Clinical development of mTOR inhibitors in breast cancer

Abstract

The mammalian target of rapamycin (mTOR) pathway is a central pathway that regulates mRNA translation, protein synthesis, glucose metabolism, lipid synthesis and autophagy, and is involved in malignant transformation. Several randomized trials have shown that the use of mTOR inhibitors could improve patient outcome with hormone receptor-positive or human epidermal growth factor receptor-2-positive breast cancer. This review analyzes new perspectives from these trials. Preclinical studies have suggested that the mTOR pathway may play a role in the resistance to hormone therapy, trastuzumab and chemotherapy for breast cancer. This concept has been tested in clinical trials for neoadjuvant treatment and for metastatic breast cancer patients. Also, much effort has gone into the identification of biomarkers that will allow for more precise stratification of patients. Findings from these studies will provide indispensable tools for the design of future clinical trials and identify new perspectives and challenges for researchers and clinicians.

Figure 1

mTOR pathway and actions. Schematic representation of the phosphatidylinositol-3-kinase (PI3K)/protein kinase B (AKT)/mammalian target of rapamycin (mTOR) pathway. mTOR complex (mTORC)1 is involved in mRNA translation and protein synthesis, glucose metabolism, lipid synthesis, and estrogen receptor (ER) phosphorylation and inhibits autophagy. mTORC2 functions in AKT phosphorylation on serine 473 and regulates the cellular actin cytoskeleton. 4E-BP1, eIF4E binding protein 1; AMPK, adenosine monophosphate-activated protein kinase; E, Estrogen; LKB1, liver kinase B1; MEK, mitogen activated protein kinase/extracellular signal regulated kinase; P, phosphorylated; raf, rat fibrosarcoma virus; Ras, rat sarcoma virus; S6K1, ribosomal protein S6 kinase; TSC1/2, tuberous sclerosis 1/2.

Figure 2

mTOR-dependent pathways and inhibitors. Mammalian target of rapamycin (mTOR) depends on two pathways: the phosphatidylinositol-3-kinase (PI3K)-dependent pathway and the 5′ adenosine monophosphate-activated protein kinase (AMPK)-dependent pathway (the energy pathway). Various inhibitors have been reported to act on one kinase in each of the pathways. LKB1, liver kinase B1; mTORC, mTOR complex; TSC1/2, tuberous sclerosis 1/2.

Figure 3

Everolimus sensitivity.

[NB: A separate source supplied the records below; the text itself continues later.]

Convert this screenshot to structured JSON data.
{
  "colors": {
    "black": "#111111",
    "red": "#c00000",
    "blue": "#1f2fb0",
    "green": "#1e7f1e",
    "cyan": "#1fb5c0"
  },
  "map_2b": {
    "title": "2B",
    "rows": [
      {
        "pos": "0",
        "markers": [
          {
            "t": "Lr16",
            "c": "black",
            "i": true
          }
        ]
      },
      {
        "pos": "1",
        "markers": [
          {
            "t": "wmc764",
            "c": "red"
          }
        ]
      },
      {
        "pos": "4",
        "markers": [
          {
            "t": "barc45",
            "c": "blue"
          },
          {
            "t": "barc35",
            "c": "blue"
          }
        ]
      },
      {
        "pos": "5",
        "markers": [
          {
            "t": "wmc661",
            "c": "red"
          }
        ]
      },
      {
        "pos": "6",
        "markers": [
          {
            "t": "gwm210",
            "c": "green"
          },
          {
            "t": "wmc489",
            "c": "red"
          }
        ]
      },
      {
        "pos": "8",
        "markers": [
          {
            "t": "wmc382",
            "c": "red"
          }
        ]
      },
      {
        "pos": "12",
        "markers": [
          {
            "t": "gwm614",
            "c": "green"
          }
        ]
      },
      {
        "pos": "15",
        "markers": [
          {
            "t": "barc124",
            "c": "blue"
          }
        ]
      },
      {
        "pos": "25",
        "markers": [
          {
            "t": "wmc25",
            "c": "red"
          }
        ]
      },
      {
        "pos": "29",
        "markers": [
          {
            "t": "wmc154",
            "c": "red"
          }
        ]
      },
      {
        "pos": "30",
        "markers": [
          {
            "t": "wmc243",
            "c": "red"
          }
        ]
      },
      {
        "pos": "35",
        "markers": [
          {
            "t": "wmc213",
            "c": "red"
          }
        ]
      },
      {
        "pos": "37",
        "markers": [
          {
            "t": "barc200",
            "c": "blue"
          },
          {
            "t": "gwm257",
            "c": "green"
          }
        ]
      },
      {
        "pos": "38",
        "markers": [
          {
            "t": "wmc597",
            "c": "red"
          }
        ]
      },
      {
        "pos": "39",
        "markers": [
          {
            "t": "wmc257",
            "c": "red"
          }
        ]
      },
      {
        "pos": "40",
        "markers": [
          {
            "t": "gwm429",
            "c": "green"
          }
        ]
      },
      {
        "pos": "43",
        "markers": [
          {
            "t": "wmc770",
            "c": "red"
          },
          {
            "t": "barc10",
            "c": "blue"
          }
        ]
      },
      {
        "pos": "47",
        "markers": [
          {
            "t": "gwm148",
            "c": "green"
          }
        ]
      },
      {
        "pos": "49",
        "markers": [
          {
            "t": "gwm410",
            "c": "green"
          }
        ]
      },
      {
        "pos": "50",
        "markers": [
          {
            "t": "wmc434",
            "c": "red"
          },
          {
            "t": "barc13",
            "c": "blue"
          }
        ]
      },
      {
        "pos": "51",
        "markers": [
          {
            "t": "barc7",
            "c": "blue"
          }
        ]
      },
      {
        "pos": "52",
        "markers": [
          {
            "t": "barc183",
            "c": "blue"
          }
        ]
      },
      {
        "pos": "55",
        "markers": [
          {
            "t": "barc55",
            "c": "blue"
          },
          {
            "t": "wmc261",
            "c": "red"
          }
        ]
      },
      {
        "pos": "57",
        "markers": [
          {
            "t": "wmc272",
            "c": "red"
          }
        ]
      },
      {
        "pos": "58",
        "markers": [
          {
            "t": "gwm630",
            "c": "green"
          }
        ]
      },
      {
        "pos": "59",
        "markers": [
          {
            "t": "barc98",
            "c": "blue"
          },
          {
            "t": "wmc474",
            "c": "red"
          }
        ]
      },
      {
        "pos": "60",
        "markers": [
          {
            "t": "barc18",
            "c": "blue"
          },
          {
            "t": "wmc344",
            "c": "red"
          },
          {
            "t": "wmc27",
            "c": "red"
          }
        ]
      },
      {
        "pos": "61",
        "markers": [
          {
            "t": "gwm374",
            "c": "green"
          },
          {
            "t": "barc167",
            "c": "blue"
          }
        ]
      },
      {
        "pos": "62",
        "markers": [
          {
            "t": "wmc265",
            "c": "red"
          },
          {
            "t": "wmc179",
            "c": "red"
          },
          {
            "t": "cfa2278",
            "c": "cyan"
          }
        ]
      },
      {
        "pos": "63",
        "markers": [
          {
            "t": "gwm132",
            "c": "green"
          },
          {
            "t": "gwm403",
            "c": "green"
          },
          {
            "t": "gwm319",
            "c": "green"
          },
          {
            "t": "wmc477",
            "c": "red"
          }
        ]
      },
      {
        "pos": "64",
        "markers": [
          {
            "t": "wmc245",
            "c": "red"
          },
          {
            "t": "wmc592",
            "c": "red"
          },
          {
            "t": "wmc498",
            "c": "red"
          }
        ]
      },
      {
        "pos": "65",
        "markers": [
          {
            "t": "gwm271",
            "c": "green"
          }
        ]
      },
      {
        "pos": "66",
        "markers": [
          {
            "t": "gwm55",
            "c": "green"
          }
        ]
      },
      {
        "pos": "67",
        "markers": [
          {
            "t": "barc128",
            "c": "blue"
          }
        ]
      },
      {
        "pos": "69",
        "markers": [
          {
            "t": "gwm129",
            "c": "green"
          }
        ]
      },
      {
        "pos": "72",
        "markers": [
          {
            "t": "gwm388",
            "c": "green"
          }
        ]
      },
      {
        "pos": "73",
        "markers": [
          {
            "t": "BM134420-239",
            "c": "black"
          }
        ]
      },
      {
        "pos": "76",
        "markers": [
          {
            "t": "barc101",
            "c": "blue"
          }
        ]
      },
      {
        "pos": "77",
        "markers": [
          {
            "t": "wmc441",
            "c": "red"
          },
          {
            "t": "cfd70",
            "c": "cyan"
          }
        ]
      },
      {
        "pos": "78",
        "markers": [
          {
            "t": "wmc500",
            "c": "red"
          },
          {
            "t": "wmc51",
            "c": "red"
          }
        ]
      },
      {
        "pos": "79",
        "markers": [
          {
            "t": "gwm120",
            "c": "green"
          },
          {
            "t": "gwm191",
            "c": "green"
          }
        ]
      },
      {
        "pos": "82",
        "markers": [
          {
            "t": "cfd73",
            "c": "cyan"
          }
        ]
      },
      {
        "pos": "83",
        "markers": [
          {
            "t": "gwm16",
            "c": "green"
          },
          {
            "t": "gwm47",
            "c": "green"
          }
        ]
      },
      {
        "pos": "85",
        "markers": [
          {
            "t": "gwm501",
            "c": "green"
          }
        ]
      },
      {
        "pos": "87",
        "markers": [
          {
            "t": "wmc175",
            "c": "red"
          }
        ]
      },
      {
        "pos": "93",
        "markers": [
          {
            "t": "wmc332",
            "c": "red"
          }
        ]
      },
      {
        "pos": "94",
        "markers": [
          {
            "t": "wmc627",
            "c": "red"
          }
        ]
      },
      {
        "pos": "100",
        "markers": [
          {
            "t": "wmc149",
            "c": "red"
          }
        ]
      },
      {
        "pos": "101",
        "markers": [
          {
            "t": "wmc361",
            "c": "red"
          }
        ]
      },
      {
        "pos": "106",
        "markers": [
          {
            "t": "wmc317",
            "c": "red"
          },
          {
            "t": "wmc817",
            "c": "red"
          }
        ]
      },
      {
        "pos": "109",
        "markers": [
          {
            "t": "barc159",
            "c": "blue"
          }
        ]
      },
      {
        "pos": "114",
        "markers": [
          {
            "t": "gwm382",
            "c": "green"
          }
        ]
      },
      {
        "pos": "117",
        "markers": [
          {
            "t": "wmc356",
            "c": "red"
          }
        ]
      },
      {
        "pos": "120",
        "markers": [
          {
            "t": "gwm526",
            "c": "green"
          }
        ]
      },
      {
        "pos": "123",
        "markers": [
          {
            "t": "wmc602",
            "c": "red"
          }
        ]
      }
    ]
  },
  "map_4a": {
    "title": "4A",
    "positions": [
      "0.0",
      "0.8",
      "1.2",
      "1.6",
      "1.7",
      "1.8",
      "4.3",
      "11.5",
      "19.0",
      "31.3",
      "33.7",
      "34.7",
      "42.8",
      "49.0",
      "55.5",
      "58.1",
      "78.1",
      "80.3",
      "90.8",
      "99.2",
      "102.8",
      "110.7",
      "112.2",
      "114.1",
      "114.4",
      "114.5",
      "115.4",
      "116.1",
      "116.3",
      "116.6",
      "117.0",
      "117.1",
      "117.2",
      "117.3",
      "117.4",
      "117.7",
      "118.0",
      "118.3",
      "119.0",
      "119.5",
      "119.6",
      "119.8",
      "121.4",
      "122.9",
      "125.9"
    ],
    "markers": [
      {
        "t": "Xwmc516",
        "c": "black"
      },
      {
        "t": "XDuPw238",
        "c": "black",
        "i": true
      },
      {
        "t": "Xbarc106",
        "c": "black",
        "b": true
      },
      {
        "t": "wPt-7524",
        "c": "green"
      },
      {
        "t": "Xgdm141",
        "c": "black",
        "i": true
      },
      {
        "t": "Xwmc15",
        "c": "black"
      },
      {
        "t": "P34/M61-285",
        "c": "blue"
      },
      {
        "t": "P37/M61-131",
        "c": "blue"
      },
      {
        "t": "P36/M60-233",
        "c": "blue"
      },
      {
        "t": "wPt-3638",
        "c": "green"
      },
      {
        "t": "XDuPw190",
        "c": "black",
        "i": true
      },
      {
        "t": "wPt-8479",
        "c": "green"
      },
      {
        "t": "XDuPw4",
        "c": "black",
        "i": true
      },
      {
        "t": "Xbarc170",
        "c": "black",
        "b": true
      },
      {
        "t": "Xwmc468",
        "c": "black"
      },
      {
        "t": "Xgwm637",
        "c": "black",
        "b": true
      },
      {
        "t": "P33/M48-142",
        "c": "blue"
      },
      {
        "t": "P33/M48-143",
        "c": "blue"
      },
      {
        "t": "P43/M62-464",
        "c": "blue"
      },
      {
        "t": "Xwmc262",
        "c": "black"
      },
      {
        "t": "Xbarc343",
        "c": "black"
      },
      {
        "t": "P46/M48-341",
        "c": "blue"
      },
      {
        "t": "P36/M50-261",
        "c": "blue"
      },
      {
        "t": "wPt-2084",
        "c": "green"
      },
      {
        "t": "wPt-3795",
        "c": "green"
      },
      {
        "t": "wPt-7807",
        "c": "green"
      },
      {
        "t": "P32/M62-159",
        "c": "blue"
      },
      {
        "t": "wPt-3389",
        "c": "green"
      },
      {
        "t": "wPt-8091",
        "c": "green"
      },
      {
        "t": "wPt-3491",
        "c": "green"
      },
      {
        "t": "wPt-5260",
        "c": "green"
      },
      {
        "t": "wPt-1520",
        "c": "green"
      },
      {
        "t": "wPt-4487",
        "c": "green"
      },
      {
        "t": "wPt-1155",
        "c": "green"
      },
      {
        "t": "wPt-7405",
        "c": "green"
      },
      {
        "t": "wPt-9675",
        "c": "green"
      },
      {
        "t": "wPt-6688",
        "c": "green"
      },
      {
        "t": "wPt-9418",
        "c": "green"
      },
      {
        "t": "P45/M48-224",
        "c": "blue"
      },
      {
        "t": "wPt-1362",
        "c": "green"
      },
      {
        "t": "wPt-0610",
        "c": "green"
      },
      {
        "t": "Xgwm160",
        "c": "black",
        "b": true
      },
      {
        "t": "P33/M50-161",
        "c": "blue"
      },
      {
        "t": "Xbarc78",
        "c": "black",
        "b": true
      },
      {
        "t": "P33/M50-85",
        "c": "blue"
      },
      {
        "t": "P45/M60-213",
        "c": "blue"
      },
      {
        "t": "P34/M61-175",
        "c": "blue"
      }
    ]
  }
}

Schematic representation of the sensitivity to everolimus. 4E-BP1, eIF4E binding protein 1; AKT, protein kinase B; AMPK, adenosine monophosphate-activated protein kinase; IGF1R, insulin growth factor 1-receptor; LKB1, liver kinase B1; mTOR, mammalian target of rapamycine; PI3K, phosphatidylinositol-3-kinase.

Figure 4

Feedback loops after rapalog exposure. After rapamycin, various feedback loops are triggered by ribosomal protein S6 kinase beta-1 (S6K1). The S6K1/insulin-like growth factor 1 receptor (IGF-1R)/phosphatidylinositol-3-kinase (PI3K) loop results in protein kinase B (AKT) activation, while the second loop is S6K1/IGF-IR/PI3K and mitogen-activated protein kinase (MAPK) pathway-dependent. Both loops are implicated in secondary resistance to mammalian target of rapamycin (mTOR) inhibitors. mTORC, mTOR complex; P, phosphorylated; Ras, rat sarcoma virus; TK, tyrosine kinase.